Plusieurs autres préoccupations ont été soulevées. Vu le nombre accru de saisies qui seraient effectuées grâce aux nouveaux pouvoirs dont seraient investis les agents frontaliers et la GRC, comment le gouvernement entend-il financer des activités d'enquête légales aussi étendues, particulièrement compte tenu des compressions que j'ai mentionnées? Advenant que des produits authentiques ou non contrefaits soient saisis et détruits, comment le gouvernement entend-il indemniser les entreprises et les particuliers? Comment le gouvernement entend-il déterminer si les importateurs de produits de contrefaçon sont au courant que les produits qu'ils ont importés sont de contrefaçon? Pourquoi n'y a t-il aucune disposition sur le transbordement de marchandises par l'entremise du Canada?

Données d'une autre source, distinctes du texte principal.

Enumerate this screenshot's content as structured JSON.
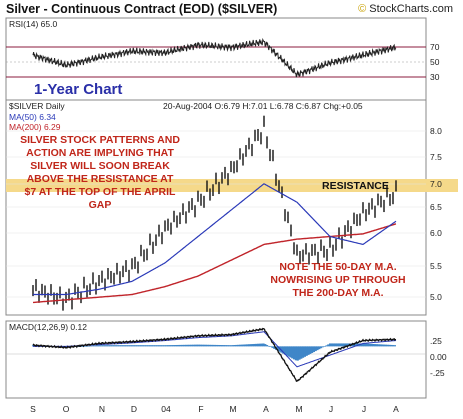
{
  "header": {
    "title": "Silver - Continuous Contract (EOD) ($SILVER)",
    "credit_symbol": "©",
    "credit_text": "StockCharts.com"
  },
  "colors": {
    "price": "#111111",
    "ma50": "#2a39b8",
    "ma200": "#c0242a",
    "annotation": "#c0261a",
    "resistance_band": "#f5d98a",
    "histogram": "#3f86c8"
  },
  "rsi_panel": {
    "label": "RSI(14) 65.0",
    "ticks": [
      "70",
      "50",
      "30"
    ],
    "tag": "1-Year Chart"
  },
  "price_panel": {
    "symbol_label": "$SILVER Daily",
    "quote": "20-Aug-2004 O:6.79 H:7.01 L:6.78 C:6.87 Chg:+0.05",
    "ma50_label": "MA(50) 6.34",
    "ma200_label": "MA(200) 6.29",
    "y_ticks": [
      "8.0",
      "7.5",
      "7.0",
      "6.5",
      "6.0",
      "5.5",
      "5.0"
    ],
    "annotation_lines": [
      "SILVER STOCK PATTERNS AND",
      "ACTION ARE IMPLYING THAT",
      "SILVER WILL SOON BREAK",
      "ABOVE THE RESISTANCE AT",
      "$7 AT THE TOP OF THE APRIL",
      "GAP"
    ],
    "resistance_label": "RESISTANCE",
    "note_lines": [
      "NOTE THE 50-DAY M.A.",
      "NOWRISING UP THROUGH",
      "THE 200-DAY M.A."
    ]
  },
  "macd_panel": {
    "label": "MACD(12,26,9) 0.12",
    "y_ticks": [
      ".25",
      "0.00",
      "-.25"
    ]
  },
  "x_axis": {
    "labels": [
      "S",
      "O",
      "N",
      "D",
      "04",
      "F",
      "M",
      "A",
      "M",
      "J",
      "J",
      "A"
    ]
  },
  "chart_data": {
    "type": "line",
    "title": "Silver - Continuous Contract (EOD) ($SILVER)",
    "x": [
      "Sep-03",
      "Oct-03",
      "Nov-03",
      "Dec-03",
      "Jan-04",
      "Feb-04",
      "Mar-04",
      "Apr-04",
      "May-04",
      "Jun-04",
      "Jul-04",
      "Aug-04"
    ],
    "series": [
      {
        "name": "$SILVER Daily",
        "values": [
          5.05,
          4.85,
          5.2,
          5.45,
          6.2,
          6.7,
          7.3,
          8.1,
          5.7,
          5.8,
          6.5,
          6.87
        ]
      },
      {
        "name": "MA(50) 6.34",
        "values": [
          4.95,
          4.95,
          5.05,
          5.2,
          5.55,
          6.05,
          6.55,
          7.05,
          6.7,
          6.05,
          5.9,
          6.34
        ]
      },
      {
        "name": "MA(200) 6.29",
        "values": [
          4.8,
          4.85,
          4.9,
          4.95,
          5.1,
          5.3,
          5.6,
          5.9,
          6.0,
          6.05,
          6.1,
          6.29
        ]
      }
    ],
    "rsi": [
      55,
      42,
      52,
      60,
      58,
      68,
      65,
      72,
      30,
      45,
      55,
      65.0
    ],
    "macd": [
      0.02,
      -0.02,
      0.05,
      0.08,
      0.12,
      0.18,
      0.2,
      0.3,
      -0.6,
      -0.1,
      0.1,
      0.12
    ],
    "signal": [
      0.0,
      0.0,
      0.03,
      0.06,
      0.1,
      0.15,
      0.18,
      0.25,
      -0.35,
      -0.15,
      0.05,
      0.1
    ],
    "resistance_level": 7.0,
    "ylim": [
      4.6,
      8.6
    ],
    "rsi_ylim": [
      0,
      100
    ],
    "macd_ylim": [
      -0.85,
      0.4
    ]
  }
}
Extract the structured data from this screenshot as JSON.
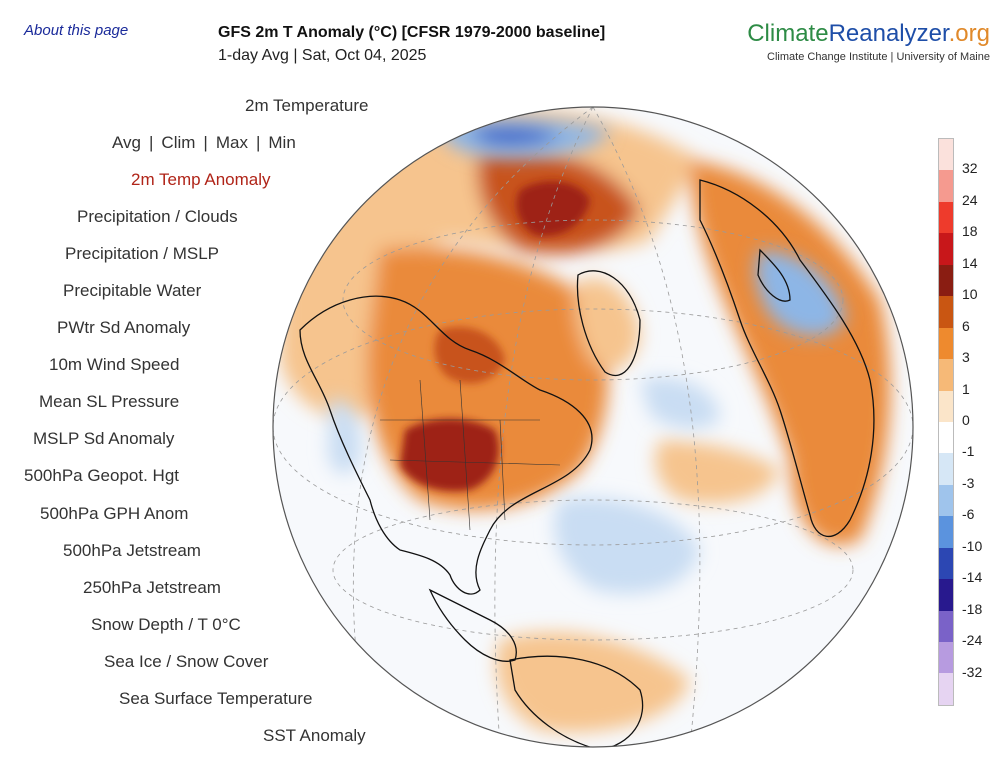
{
  "header": {
    "about_link": "About this page",
    "title": "GFS 2m T Anomaly (°C) [CFSR 1979-2000 baseline]",
    "subtitle": "1-day Avg | Sat, Oct 04, 2025"
  },
  "brand": {
    "part1": "Climate",
    "part2": "Reanalyzer",
    "part3": ".org",
    "subtitle": "Climate Change Institute | University of Maine",
    "colors": {
      "climate": "#2d8b45",
      "reanalyzer": "#1e4ea8",
      "org": "#e0892a"
    }
  },
  "menu": {
    "top": "2m Temperature",
    "stat_options": [
      "Avg",
      "Clim",
      "Max",
      "Min"
    ],
    "items": [
      {
        "label": "2m Temp Anomaly",
        "active": true
      },
      {
        "label": "Precipitation / Clouds",
        "active": false
      },
      {
        "label": "Precipitation / MSLP",
        "active": false
      },
      {
        "label": "Precipitable Water",
        "active": false
      },
      {
        "label": "PWtr Sd Anomaly",
        "active": false
      },
      {
        "label": "10m Wind Speed",
        "active": false
      },
      {
        "label": "Mean SL Pressure",
        "active": false
      },
      {
        "label": "MSLP Sd Anomaly",
        "active": false
      },
      {
        "label": "500hPa Geopot. Hgt",
        "active": false
      },
      {
        "label": "500hPa GPH Anom",
        "active": false
      },
      {
        "label": "500hPa Jetstream",
        "active": false
      },
      {
        "label": "250hPa Jetstream",
        "active": false
      },
      {
        "label": "Snow Depth / T 0°C",
        "active": false
      },
      {
        "label": "Sea Ice / Snow Cover",
        "active": false
      },
      {
        "label": "Sea Surface Temperature",
        "active": false
      },
      {
        "label": "SST Anomaly",
        "active": false
      }
    ],
    "active_color": "#b02418"
  },
  "legend": {
    "labels": [
      "32",
      "24",
      "18",
      "14",
      "10",
      "6",
      "3",
      "1",
      "0",
      "-1",
      "-3",
      "-6",
      "-10",
      "-14",
      "-18",
      "-24",
      "-32"
    ],
    "colors": [
      "#fbe1dc",
      "#f59a8f",
      "#ee3b2c",
      "#c8171a",
      "#8a1d12",
      "#c95612",
      "#ee8a2e",
      "#f6b977",
      "#fbe5c9",
      "#ffffff",
      "#d6e7f6",
      "#9fc4ec",
      "#5b93de",
      "#2c47b3",
      "#28198e",
      "#7a62c8",
      "#b79be0",
      "#e6d4f2"
    ]
  },
  "map": {
    "projection": "orthographic",
    "colors": {
      "ocean_neutral": "#f7f9fc",
      "warm_light": "#f6c48e",
      "warm_mid": "#ea8a3a",
      "warm_strong": "#c8531a",
      "hot": "#9e2012",
      "cool_light": "#c9ddf3",
      "cool_mid": "#8db6e6",
      "cold": "#3c63c8"
    }
  }
}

Le projet de loi C-56 tente effectivement de réduire la présence de produits de marque contrefaits vendus et distribués au Canada en offrant de nouveaux outils d'application de la loi. Il renforcerait le régime d'exécution de la loi du Canada aux frontières et à l'intérieur du pays et réduirait l'incidence néfaste des produits de contrefaçon en habilitant les agents frontaliers à détenir les cargaisons commerciales suspectes et à communiquer avec les détenteurs de droits. En outre, le projet de loi permettrait aux entreprises canadiennes de présenter une demande d'aide à l'Agence des services frontaliers du Canada et autoriserait les agents frontaliers à communiquer des renseignements aux détenteurs de droits concernant des cargaisons suspectes. Ce sont là des mesures utiles qui valent la peine d'être adoptées, surtout si les ressources voulues sont disponibles.

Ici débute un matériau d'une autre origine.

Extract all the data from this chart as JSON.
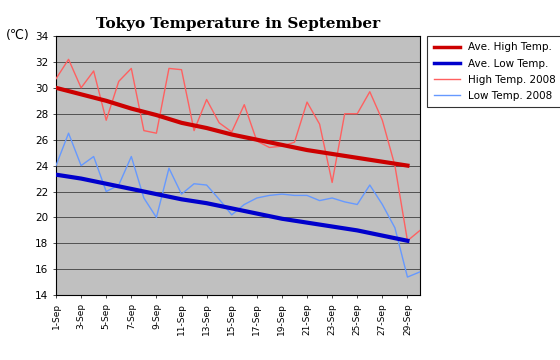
{
  "title": "Tokyo Temperature in September",
  "ylabel": "(℃)",
  "ylim": [
    14,
    34
  ],
  "yticks": [
    14,
    16,
    18,
    20,
    22,
    24,
    26,
    28,
    30,
    32,
    34
  ],
  "x_labels": [
    "1-Sep",
    "3-Sep",
    "5-Sep",
    "7-Sep",
    "9-Sep",
    "11-Sep",
    "13-Sep",
    "15-Sep",
    "17-Sep",
    "19-Sep",
    "21-Sep",
    "23-Sep",
    "25-Sep",
    "27-Sep",
    "29-Sep"
  ],
  "ave_high_x": [
    1,
    3,
    5,
    7,
    9,
    11,
    13,
    15,
    17,
    19,
    21,
    23,
    25,
    27,
    29
  ],
  "ave_high_y": [
    30.0,
    29.5,
    29.0,
    28.4,
    27.9,
    27.3,
    26.9,
    26.4,
    26.0,
    25.6,
    25.2,
    24.9,
    24.6,
    24.3,
    24.0
  ],
  "ave_low_x": [
    1,
    3,
    5,
    7,
    9,
    11,
    13,
    15,
    17,
    19,
    21,
    23,
    25,
    27,
    29
  ],
  "ave_low_y": [
    23.3,
    23.0,
    22.6,
    22.2,
    21.8,
    21.4,
    21.1,
    20.7,
    20.3,
    19.9,
    19.6,
    19.3,
    19.0,
    18.6,
    18.2
  ],
  "high_2008_x": [
    1,
    2,
    3,
    4,
    5,
    6,
    7,
    8,
    9,
    10,
    11,
    12,
    13,
    14,
    15,
    16,
    17,
    18,
    19,
    20,
    21,
    22,
    23,
    24,
    25,
    26,
    27,
    28,
    29,
    30
  ],
  "high_2008_y": [
    30.7,
    32.2,
    30.0,
    31.3,
    27.5,
    30.5,
    31.5,
    26.7,
    26.5,
    31.5,
    31.4,
    26.7,
    29.1,
    27.3,
    26.6,
    28.7,
    25.9,
    25.4,
    25.5,
    25.8,
    28.9,
    27.2,
    22.7,
    28.0,
    28.0,
    29.7,
    27.5,
    24.0,
    18.2,
    19.0
  ],
  "low_2008_x": [
    1,
    2,
    3,
    4,
    5,
    6,
    7,
    8,
    9,
    10,
    11,
    12,
    13,
    14,
    15,
    16,
    17,
    18,
    19,
    20,
    21,
    22,
    23,
    24,
    25,
    26,
    27,
    28,
    29,
    30
  ],
  "low_2008_y": [
    24.0,
    26.5,
    24.0,
    24.7,
    22.0,
    22.5,
    24.7,
    21.5,
    20.0,
    23.8,
    21.8,
    22.6,
    22.5,
    21.4,
    20.2,
    21.0,
    21.5,
    21.7,
    21.8,
    21.7,
    21.7,
    21.3,
    21.5,
    21.2,
    21.0,
    22.5,
    21.0,
    19.2,
    15.4,
    15.8
  ],
  "ave_high_color": "#cc0000",
  "ave_low_color": "#0000cc",
  "high_2008_color": "#ff6060",
  "low_2008_color": "#6699ff",
  "background_color": "#c0c0c0",
  "legend_entries": [
    "Ave. High Temp.",
    "Ave. Low Temp.",
    "High Temp. 2008",
    "Low Temp. 2008"
  ]
}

Le projet de loi prévoit de nouvelles infractions criminelles interdisant la contrefaçon de produits de marque, la possession de produits contrefaits en vue d'en faire le commerce de même que le trafic de produits de marque contrefaits. Il offrirait aux propriétaires légitimes de nouveaux outils pour protéger leurs droits et intenter des poursuites civiles contre les contrefacteurs. Il créerait de nouvelles infractions pour les contrefacteurs de marques de commerce. Il fournirait de meilleurs outils pour enquêter sur la contrefaçon à des fins commerciales.
Nous appuyons le principe du projet de loi, et nous appuierons le projet de loi à l'étape de la deuxième lecture pour qu'il puisse être étudié par le comité. Nous approuvons l'objectif recherché. Toutefois, nous estimons que des améliorations s'imposent, et j'espère que mes collègues seront ouverts à amender et à améliorer le projet de loi au comité.